Hybrid-AI represents a modelling and decision-making framework that combines physics-based first principal models with data-driven AI based residual models to accurately model the underlying system dynamics, and deliver safe and explainable decision-making. One main requirement, for effective application of hybrid AI techniques for diagnosis and prognosis on real-life systems, is to be able to perform faster than real-time computations. This is a challenging task, due to the complexity of the considered systems (strong nonlinearities, multiscale aspects, interactions between system components), and this is the topic of the PhD.

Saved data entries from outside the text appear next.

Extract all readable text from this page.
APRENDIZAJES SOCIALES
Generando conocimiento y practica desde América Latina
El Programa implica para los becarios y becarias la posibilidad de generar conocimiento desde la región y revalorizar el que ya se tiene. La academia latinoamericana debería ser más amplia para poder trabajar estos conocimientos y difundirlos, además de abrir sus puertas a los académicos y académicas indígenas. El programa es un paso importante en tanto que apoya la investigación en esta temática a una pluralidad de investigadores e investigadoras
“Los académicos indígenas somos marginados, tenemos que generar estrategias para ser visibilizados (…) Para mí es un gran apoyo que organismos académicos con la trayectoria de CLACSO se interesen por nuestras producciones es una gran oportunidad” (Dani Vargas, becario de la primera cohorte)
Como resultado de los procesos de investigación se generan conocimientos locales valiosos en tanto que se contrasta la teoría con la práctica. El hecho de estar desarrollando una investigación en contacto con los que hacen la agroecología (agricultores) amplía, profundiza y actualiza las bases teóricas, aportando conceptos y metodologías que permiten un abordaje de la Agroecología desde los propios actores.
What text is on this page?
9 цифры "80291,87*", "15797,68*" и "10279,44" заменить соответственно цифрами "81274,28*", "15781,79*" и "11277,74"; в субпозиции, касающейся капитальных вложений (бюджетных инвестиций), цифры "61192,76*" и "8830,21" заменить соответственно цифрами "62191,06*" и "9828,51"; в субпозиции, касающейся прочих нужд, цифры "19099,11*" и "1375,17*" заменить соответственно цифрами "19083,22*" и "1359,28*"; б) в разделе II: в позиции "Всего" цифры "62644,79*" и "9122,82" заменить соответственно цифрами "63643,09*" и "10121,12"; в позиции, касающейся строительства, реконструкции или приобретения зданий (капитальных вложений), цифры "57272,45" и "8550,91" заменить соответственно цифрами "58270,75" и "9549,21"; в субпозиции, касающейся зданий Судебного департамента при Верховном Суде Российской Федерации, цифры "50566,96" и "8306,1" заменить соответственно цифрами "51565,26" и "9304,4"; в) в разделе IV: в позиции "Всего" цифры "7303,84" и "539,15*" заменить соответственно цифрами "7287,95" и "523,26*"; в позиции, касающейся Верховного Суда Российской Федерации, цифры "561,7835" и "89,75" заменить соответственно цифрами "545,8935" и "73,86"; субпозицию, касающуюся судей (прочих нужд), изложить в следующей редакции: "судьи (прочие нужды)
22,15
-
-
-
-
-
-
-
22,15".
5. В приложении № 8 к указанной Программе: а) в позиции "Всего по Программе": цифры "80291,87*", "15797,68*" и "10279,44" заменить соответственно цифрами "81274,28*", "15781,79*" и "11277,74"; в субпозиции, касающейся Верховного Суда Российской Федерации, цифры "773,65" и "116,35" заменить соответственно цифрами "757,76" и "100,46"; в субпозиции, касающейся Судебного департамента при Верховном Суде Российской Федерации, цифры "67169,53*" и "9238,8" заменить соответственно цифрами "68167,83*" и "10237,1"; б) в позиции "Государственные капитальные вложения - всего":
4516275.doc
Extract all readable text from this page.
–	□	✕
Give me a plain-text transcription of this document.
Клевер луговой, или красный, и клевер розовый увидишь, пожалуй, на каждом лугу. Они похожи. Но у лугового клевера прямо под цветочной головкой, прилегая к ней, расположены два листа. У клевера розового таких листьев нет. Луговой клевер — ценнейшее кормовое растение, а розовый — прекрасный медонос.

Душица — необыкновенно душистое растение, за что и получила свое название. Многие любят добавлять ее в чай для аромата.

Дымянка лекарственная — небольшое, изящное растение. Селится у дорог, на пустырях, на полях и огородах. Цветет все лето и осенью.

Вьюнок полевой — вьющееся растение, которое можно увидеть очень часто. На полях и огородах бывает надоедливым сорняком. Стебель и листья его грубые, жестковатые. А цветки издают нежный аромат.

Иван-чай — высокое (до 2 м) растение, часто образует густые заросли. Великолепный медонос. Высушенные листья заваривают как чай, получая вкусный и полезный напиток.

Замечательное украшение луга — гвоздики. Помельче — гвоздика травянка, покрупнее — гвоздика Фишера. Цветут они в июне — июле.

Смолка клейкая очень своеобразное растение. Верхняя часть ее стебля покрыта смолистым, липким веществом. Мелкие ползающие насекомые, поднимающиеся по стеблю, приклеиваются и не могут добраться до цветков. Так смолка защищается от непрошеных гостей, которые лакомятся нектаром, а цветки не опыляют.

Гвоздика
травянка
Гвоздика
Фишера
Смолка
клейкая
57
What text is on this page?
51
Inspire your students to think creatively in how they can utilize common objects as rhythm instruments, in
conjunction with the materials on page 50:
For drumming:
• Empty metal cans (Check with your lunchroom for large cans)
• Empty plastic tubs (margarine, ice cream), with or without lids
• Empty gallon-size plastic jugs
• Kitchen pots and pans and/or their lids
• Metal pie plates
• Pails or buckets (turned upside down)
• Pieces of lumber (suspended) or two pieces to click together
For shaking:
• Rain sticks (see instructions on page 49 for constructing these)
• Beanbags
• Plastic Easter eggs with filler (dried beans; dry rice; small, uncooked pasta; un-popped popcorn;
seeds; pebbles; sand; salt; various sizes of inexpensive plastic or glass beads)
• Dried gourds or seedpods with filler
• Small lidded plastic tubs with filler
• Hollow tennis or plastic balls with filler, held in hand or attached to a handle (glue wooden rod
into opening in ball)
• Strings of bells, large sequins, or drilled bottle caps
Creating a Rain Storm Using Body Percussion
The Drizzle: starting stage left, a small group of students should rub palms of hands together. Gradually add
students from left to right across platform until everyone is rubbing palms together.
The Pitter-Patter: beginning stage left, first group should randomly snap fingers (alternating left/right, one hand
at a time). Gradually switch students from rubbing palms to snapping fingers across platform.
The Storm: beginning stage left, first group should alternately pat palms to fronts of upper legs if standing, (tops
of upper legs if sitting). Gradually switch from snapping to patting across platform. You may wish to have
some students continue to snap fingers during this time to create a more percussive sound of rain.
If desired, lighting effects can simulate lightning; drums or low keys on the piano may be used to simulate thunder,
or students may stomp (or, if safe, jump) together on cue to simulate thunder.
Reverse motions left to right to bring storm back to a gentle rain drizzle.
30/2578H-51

In the PhD, we deal with large parametrized dynamical systems that are models describing physical systems (or systems of systems) such as those encountered in smart city. We aim at developing an effective strategy to construct and simulate such complex dynamical systems, for fast predictions. This has to be performed in an offline stage, from all available engineering knowledge (coming from physics-based models and/or from stored sensing data). We wish to address this challenge by merging/coupling reduction techniques (such as POD or PGD) on physics-based models and the data-driven Koopman operator that permits to design and manage complex dynamical systems (without knowing the underlying physics equations). In particular, we plan to build a hybrid twin in which the Koopman operator acts on a correction part of the dynamical system, complementary to the description potentially provided by a given physics-based model. We also plan to tailor the Koopman operator by using physics-based basis functions coming from model reduction.
Quantitative accuracy assessment (certification) of the resulting parametrized hybrid model will be performed, for prognosis and control purposes. Adaptive modelling will also be addressed to compute right at the right cost. The final objective of the PhD is to assess performance and validate the proposed approach on targeted applications of the Descartes programme (digital energy, monitoring of structures, air traffic control).
Strong collaborations with other researchers in the DesCartes project, working on topics of interest (learning from Koopman operator, control synthesis, etc.), will be conducted during the PhD.